Persist: What is one of the more important skills you hope your students might take away from a workshop?
Roberta Allen: Most important I think is that they continue writing--PERSIST--as Peter Clothier would say. But they won’t unless they keep tapping the ENERGY--the excitement, the interest--that made them initially want or need to write. I show students how to keep digging with my exercises until they find that well of energy--and it gushes forth. That is when they know they’ve found their material, the material that really moves them. But it’s important to keep writing from that energy. I teach other tricks to keep them doing that. Whenever work feels dead and that sometimes happens, it’s because the writer has gone in the wrong direction. I think the same can be said for visual art. That’s when you need to return to the source of that energy. It may not be something you can articulate, it may only be a feeling you can’t even name but you know when you’re “on it.”

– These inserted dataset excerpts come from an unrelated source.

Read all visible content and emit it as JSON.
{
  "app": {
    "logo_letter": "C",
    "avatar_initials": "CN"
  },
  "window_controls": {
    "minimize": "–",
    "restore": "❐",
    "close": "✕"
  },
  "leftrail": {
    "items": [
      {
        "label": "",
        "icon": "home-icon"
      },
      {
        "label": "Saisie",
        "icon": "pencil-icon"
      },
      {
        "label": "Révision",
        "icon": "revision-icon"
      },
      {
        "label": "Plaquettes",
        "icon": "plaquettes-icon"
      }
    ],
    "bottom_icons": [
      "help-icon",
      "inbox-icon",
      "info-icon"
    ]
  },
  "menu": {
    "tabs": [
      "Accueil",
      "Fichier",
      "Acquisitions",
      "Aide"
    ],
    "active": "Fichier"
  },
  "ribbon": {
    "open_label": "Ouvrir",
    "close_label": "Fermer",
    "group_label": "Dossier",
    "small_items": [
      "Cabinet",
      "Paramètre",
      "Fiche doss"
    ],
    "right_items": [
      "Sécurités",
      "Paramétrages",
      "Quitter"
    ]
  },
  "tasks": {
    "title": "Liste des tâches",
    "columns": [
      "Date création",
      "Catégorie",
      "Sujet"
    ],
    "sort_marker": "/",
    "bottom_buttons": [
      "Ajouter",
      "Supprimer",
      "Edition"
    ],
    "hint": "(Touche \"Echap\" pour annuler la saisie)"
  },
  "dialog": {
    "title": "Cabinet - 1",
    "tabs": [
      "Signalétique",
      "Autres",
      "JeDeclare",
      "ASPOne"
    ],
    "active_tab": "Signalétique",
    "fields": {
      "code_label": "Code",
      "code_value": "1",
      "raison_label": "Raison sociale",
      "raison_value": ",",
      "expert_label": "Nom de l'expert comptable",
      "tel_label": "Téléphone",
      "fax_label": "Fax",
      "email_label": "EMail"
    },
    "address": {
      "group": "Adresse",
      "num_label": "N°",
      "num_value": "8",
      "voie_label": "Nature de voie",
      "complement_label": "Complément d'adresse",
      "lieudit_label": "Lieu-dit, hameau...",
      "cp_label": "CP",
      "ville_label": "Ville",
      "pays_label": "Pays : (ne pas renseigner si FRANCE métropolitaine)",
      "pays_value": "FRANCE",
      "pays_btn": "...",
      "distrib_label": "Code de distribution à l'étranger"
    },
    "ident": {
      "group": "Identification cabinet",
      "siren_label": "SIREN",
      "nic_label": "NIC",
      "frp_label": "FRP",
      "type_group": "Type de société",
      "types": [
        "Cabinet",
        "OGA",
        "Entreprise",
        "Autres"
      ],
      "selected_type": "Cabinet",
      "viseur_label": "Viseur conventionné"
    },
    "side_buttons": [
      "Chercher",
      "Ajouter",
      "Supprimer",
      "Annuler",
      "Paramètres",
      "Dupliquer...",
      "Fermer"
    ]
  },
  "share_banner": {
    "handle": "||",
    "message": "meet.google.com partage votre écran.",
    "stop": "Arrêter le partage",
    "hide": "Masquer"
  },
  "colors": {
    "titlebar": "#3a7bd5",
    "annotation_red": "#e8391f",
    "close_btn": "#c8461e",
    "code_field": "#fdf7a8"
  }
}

Persist: Tell us a little about how you got into the world of private coaching…
Roberta Allen: After a reading I did, a talented young writer in the audience said she wanted to study with me. I told her that if she found two other people I would start a private class. She did--after posting flyers everywhere. That was 1991.
Persist: Many of your students are very successful. How do you address the issue of “success” with your writers versus simply being creative and continuing to pursue their passions? How do you define success to them if at all?
Roberta Allen: Some of my students have published books later. I hope that what they learned in my workshops helped them achieve their goals. We can’t control what happens “out there.” We can only control what we do, how we think, and what we feel about our work. I know how good it feels to create something I’m happy with and want to share. I don’t deny how happy I am when others appreciate it. But it’s not always possible to share what we create with “the world,” or to put it another way, the world we share our work with may be small indeed. But even a small world has its satisfactions. In my workshops, for example, we bond and create a community among ourselves that feels very alive and nurturing.